Un altro elemento che Svevo trasse dalle tesi di Freud fu la coscienza della complessità della psiche umana: ogni singolo individuo è quello che è a causa delle innumerevoli esperienze che ha vissuto durante la sua esistenza, e fra queste un ruolo fondamentale lo ha la società. Per questo motivo Svevo analizza la società a partire dalla psiche dei suoi personaggi e può quindi criticarne i difetti, cosciente del fatto che essa non dice sempre la verità e possiede degli aspetti di cui il soggetto non ha piena padronanza.

Le opere di Svevo furono inizialmente dei grandi fallimenti, forse perché andavano contro i gusti del tempo, stimolando i lettori ad osservarsi, confrontarsi con personaggi scomodi, perché mostrano difetti e problemi comuni a tutti.

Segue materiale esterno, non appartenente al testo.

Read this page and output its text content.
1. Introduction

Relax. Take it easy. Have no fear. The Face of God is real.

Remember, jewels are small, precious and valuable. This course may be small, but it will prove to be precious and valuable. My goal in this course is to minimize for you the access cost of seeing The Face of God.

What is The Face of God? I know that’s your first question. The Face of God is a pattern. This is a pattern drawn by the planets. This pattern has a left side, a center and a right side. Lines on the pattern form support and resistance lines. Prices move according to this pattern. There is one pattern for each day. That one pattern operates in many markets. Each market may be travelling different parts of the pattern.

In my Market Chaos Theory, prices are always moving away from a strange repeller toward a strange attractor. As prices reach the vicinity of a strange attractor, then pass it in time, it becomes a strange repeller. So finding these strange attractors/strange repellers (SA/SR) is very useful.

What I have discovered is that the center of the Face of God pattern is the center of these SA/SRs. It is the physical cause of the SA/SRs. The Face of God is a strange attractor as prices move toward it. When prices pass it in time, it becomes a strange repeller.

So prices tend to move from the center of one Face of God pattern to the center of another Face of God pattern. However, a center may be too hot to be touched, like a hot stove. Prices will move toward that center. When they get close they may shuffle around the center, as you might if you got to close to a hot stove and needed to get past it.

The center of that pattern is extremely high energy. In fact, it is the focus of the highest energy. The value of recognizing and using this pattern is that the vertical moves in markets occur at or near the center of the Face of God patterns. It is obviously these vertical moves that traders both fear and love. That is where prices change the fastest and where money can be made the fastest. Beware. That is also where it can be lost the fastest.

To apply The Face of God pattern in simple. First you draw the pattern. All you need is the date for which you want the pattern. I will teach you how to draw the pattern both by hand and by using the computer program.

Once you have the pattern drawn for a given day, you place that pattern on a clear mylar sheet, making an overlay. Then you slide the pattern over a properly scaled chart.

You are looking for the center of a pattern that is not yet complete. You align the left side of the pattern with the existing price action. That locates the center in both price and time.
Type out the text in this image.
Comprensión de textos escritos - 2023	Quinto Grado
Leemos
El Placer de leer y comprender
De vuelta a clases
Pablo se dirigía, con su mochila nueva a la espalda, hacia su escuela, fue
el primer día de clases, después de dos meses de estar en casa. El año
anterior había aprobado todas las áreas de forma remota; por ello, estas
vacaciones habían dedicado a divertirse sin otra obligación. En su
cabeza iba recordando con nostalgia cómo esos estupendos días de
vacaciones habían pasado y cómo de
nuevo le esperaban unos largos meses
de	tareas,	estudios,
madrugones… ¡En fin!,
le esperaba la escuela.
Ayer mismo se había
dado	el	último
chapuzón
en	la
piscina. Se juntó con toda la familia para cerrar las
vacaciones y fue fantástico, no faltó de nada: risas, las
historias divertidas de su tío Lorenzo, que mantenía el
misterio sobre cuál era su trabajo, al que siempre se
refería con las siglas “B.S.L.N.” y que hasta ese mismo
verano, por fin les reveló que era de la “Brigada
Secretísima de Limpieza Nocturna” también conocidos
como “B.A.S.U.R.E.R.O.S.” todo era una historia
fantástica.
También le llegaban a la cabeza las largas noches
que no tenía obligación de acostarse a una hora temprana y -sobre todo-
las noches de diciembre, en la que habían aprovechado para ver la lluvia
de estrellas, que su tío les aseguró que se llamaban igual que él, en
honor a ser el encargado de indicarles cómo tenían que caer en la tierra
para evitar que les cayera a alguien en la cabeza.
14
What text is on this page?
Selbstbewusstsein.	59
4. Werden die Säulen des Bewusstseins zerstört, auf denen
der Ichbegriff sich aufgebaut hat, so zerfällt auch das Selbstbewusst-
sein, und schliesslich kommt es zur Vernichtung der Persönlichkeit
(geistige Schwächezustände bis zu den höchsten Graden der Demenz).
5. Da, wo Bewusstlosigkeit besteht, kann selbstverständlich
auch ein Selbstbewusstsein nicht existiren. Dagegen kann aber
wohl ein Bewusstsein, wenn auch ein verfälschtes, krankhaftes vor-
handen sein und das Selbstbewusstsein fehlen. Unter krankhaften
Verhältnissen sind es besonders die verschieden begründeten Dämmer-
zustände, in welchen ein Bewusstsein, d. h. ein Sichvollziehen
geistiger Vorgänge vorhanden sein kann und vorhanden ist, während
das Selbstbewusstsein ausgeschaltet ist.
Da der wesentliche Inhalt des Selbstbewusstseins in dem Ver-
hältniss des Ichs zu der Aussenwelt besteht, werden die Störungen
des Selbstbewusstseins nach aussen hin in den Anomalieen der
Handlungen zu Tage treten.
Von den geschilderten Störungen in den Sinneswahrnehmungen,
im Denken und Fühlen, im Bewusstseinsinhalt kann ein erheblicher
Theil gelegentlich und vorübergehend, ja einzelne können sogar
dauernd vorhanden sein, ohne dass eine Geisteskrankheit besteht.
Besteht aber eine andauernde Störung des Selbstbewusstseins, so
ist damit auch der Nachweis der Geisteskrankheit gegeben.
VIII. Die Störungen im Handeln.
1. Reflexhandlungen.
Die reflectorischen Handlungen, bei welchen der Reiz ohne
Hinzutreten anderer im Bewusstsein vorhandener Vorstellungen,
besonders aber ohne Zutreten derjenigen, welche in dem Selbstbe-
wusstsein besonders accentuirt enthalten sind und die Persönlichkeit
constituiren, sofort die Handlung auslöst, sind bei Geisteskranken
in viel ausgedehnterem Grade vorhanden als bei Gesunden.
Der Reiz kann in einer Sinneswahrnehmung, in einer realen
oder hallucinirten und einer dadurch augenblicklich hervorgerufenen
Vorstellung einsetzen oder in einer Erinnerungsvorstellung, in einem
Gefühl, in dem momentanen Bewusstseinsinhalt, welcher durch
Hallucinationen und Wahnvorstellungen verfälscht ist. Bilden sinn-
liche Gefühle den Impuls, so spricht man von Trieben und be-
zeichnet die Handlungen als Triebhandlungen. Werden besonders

Il periodo in cui Svevo scrisse era caratterizzato da una profonda crisi sociale, la “crisi delle certezze”, dovuta alla perdita di importanza del positivismo e alla crisi della borghesia; ciò portò l’uomo alla consapevolezza che non bastavano la sola razionalità, il determinismo scientifico, la casualità necessaria a spiegare la realtà; tale presa di coscienza spinse l’uomo a cercare una via di fuga in mondi fantastici o in ideali di uomo immaginari. Svevo decise di parlare e descrivere l’uomo in crisi, così com’era, dandone un’immagine in cui gli uomini del suo tempo, obbligati a riflettere su se stessi, non amarono rispecchiarsi.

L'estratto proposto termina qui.